The European Randomized Study of Screening for Prostate Cancer (ERSPC) was a multinational study that randomized approximately 162,000 men between ages 50 and 74 years (with a predefined "core" screening group of men ages 55–69 years) to receive PSA testing every 4 years or no screening. Recruitment and randomizationprocedures and actual frequency of PSA testing varied by country. After a median follow-up of 9 years, a 20% relative reduction in the risk of prostate cancer death in the screened arm was noted in the "core" screening group (no difference in mortality was observed in the overall study population). The trial also found that 1140 men would need to be screened, and 48 additional cases treated to avert 1 death from prostate cancer.

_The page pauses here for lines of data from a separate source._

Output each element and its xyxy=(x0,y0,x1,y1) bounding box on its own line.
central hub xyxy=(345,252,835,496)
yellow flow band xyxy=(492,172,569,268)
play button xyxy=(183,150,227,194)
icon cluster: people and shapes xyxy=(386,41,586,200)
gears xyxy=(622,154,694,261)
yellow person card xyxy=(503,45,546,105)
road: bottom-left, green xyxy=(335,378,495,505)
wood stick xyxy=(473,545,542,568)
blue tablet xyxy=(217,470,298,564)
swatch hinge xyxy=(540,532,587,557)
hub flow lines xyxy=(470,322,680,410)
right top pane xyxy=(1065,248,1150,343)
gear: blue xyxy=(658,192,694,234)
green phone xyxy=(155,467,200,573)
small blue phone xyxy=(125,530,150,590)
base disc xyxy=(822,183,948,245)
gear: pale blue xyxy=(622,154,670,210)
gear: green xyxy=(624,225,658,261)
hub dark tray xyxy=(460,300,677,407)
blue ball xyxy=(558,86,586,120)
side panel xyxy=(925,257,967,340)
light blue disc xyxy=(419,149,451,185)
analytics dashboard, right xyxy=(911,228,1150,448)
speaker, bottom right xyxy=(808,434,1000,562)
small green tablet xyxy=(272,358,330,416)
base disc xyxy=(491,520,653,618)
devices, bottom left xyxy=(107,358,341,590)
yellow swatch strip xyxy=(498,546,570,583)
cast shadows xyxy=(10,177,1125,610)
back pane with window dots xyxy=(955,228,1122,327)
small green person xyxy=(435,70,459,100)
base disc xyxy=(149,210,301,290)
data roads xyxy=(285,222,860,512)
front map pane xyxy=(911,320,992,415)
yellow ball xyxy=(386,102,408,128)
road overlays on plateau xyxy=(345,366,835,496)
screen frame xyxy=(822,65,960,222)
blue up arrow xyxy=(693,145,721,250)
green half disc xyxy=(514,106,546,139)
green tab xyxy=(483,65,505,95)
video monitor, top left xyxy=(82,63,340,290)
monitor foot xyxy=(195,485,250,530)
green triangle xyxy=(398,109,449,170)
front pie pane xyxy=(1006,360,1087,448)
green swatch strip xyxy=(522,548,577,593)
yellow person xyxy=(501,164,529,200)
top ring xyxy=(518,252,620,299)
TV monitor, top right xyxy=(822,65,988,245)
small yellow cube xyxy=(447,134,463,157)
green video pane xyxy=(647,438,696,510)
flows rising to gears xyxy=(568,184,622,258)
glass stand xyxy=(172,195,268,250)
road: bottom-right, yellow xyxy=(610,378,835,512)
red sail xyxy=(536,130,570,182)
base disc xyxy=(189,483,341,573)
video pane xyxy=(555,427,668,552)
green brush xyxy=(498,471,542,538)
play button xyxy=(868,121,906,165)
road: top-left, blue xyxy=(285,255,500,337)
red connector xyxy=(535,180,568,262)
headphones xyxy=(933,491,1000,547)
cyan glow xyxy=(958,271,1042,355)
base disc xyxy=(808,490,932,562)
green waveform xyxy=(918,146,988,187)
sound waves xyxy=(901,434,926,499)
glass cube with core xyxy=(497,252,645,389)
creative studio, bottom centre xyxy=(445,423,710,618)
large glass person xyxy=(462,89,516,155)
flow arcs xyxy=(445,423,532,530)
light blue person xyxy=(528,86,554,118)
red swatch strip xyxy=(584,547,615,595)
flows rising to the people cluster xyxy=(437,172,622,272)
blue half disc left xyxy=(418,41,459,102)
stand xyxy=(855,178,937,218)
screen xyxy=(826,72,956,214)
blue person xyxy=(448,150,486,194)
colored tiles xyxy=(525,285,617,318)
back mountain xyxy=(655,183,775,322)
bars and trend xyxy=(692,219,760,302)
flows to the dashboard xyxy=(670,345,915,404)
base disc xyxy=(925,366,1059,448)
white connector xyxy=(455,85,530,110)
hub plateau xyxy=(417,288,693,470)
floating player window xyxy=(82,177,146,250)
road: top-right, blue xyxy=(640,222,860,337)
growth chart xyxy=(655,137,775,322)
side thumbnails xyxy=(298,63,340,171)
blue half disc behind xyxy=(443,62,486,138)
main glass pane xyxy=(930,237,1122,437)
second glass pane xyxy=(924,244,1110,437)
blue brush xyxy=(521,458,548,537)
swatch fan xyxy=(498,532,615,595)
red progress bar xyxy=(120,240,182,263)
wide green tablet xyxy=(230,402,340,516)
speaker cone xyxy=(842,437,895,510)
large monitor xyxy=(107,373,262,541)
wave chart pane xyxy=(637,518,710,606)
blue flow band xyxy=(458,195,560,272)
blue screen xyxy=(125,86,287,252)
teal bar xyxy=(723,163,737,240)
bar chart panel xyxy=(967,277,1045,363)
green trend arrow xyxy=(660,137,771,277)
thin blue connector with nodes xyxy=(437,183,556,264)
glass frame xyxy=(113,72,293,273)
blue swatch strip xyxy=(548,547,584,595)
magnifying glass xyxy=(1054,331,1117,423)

The effectiveness of treatments for low-stage prostate cancer is under study. However, both surgery and radiation therapy may cause significant morbidity, such as impotence and urinary incontinence. Comparison of radical prostatectomy to "watchful waiting" in clinically diagnosed (not screen-detected) prostate cancers showed a small decrease in prostate cancer death rate in the surgery arm, but no statistically significant decrease in overall mortality was seen after 11 years of follow-up. Benefits were restricted to men younger than age 65 years. Urinary incontinence and sexual impotence were more common in the surgery arm. A man should have a life expectancy of at least 10 years to be eligible for screening. The USPSTF has found insufficient evidence to recommend prostate cancer screening for men younger than age 75 years; it recommends against screening for prostate cancer in men age 75 years or older ("D" recommendation) (Table 82–3).
Transvaginal ultrasound and endometrial sampling have been advocated as screening tests for endometrial cancer. Benefit from routine screening has not been shown. Transvaginal ultrasound and endometrial sampling are indicated for workup of vaginal bleeding in postmenopausal women but are not considered as screening tests in symptomatic women.
Visual examination of all skin surfaces by the patient or by a health care provider is used in screening for basal and squamous cell cancers and melanoma. No prospective randomized study has been performed to look for a mortality decrease. Unfortunately, screening is associated with a substantial rate of overdiagnosis.